1. Quantify their reading assignments.
2. Make them write reports.
3. Isolate them.
4. Focus on skills.
5. Offer them incentives
6. Prepare them for tests.
7. Restrict their choices.
1. Supporting their autonomy isn't just about having them pick this over that.
2. Autonomy can be supported -- and choices can be made -- collectively.
3. It's not all or nothing. ... "Autonomy support not only doesn't exclude structure ...; it also doesn't rule out active teacher involvement."
4. "See above." ... "Even autonomy support in its richest sense works best in the context of a course that's pedagogically valuable in other ways."
Of course not. I want students to encounter literature like a living, breathing thing. I want them to build their literary experiences in collaboration with the books in their hands. I want students to be excited about stories, and sometimes even scared at the power they have. And none of that depends on me standing at the front of the room, holding the reins in a white-knuckled assertion of control.
A small example, to round this out: as I was reading Kohn's piece, I had a wonderful and inspirational moment. Part of a novel study I'm developing requires that I have students write a test; I'm not quite sure how I feel about tests as a form of assessment, but there you go. Test. I'm intending on relying primarily on a student-generated list of questions they feel their peers ought to be able to answer -- we'll see if the reality of what this looks like matches up with what it's supposed to do theoretically. A test model I've also seen that I really liked was the "Identify & Explain" model, wherein the teacher selects important passages from the novel and the student determines what's going on and why it's important.

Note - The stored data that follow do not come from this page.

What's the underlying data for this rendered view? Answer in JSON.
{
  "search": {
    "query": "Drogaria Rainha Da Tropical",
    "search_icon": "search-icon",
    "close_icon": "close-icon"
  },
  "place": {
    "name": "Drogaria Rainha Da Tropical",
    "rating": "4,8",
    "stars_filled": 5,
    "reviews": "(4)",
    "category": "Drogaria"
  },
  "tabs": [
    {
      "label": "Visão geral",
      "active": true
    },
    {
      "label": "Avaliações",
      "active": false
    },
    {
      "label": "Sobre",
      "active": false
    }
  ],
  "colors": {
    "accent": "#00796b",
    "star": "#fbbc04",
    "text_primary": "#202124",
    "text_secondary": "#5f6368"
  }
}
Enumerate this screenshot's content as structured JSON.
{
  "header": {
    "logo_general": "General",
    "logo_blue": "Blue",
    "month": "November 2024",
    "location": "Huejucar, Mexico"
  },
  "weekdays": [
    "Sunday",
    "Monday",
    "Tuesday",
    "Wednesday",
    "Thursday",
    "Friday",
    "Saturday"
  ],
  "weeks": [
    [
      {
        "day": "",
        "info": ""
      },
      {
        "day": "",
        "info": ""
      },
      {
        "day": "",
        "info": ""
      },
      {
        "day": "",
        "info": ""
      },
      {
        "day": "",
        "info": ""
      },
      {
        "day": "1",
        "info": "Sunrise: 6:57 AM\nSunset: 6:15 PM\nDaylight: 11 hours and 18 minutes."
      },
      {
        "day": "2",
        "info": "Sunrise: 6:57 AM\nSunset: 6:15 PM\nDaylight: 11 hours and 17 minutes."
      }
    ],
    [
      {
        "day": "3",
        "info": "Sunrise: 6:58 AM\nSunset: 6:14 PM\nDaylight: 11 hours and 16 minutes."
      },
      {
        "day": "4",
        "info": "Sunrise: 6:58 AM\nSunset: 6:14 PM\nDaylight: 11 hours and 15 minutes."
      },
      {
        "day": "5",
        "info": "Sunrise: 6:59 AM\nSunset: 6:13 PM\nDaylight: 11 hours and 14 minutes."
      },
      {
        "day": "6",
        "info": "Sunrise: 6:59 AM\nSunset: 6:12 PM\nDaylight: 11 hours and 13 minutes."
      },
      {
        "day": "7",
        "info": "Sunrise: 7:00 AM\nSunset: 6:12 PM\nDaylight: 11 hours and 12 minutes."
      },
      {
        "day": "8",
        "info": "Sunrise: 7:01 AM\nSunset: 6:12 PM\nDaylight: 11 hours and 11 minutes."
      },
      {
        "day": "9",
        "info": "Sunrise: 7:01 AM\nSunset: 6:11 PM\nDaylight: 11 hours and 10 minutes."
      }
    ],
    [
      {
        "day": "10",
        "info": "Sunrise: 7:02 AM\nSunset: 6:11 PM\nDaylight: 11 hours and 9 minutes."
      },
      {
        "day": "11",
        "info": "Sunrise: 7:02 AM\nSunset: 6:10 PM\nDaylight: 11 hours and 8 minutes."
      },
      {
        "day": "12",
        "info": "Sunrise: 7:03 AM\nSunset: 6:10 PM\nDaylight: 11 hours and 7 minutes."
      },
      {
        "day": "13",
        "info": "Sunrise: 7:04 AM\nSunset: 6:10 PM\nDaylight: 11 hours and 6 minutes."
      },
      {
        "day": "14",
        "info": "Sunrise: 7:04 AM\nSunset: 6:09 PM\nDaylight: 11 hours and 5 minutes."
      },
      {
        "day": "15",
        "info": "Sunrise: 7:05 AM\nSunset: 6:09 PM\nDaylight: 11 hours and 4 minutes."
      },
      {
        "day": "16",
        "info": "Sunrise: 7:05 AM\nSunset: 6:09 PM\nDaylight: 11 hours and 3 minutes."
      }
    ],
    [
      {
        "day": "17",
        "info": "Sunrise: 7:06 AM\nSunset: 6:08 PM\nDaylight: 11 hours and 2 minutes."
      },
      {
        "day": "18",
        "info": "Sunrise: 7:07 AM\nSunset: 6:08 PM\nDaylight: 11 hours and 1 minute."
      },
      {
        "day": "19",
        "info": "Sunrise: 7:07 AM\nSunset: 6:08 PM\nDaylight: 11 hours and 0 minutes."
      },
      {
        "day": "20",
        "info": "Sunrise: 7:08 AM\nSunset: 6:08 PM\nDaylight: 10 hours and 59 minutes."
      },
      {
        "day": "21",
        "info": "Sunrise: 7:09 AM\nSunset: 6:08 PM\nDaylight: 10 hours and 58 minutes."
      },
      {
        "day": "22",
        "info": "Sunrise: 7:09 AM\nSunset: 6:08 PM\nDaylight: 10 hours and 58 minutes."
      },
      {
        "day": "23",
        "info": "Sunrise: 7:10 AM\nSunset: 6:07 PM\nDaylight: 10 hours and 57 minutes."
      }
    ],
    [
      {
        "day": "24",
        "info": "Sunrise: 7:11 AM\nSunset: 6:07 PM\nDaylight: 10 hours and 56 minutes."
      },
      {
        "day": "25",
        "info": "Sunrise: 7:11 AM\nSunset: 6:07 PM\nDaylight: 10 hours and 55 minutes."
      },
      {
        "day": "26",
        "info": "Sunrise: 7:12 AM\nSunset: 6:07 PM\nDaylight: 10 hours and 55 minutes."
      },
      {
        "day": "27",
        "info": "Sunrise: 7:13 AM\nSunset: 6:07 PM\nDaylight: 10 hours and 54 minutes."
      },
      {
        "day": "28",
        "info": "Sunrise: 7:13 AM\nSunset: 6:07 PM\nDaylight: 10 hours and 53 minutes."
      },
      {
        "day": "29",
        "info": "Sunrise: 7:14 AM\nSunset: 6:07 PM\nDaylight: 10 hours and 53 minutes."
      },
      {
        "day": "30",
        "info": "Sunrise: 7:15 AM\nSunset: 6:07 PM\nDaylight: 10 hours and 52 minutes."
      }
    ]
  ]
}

But why should I pick out what's important, when it's important to me but not necessarily important to my students? So, after a series of student-generated (and, well, slightly modified) questioned, I think I may ask students to pick out several of the novel's most important passages -- the things that were most important to each student -- and identify why. This types of activity works to value each student's response to the text, instead of making my response the most important. And that's really how it ought to be. As Kohn writes, "when autonomy and community are combined, they define a concept more ofte invoked than practiced in our society: democracy."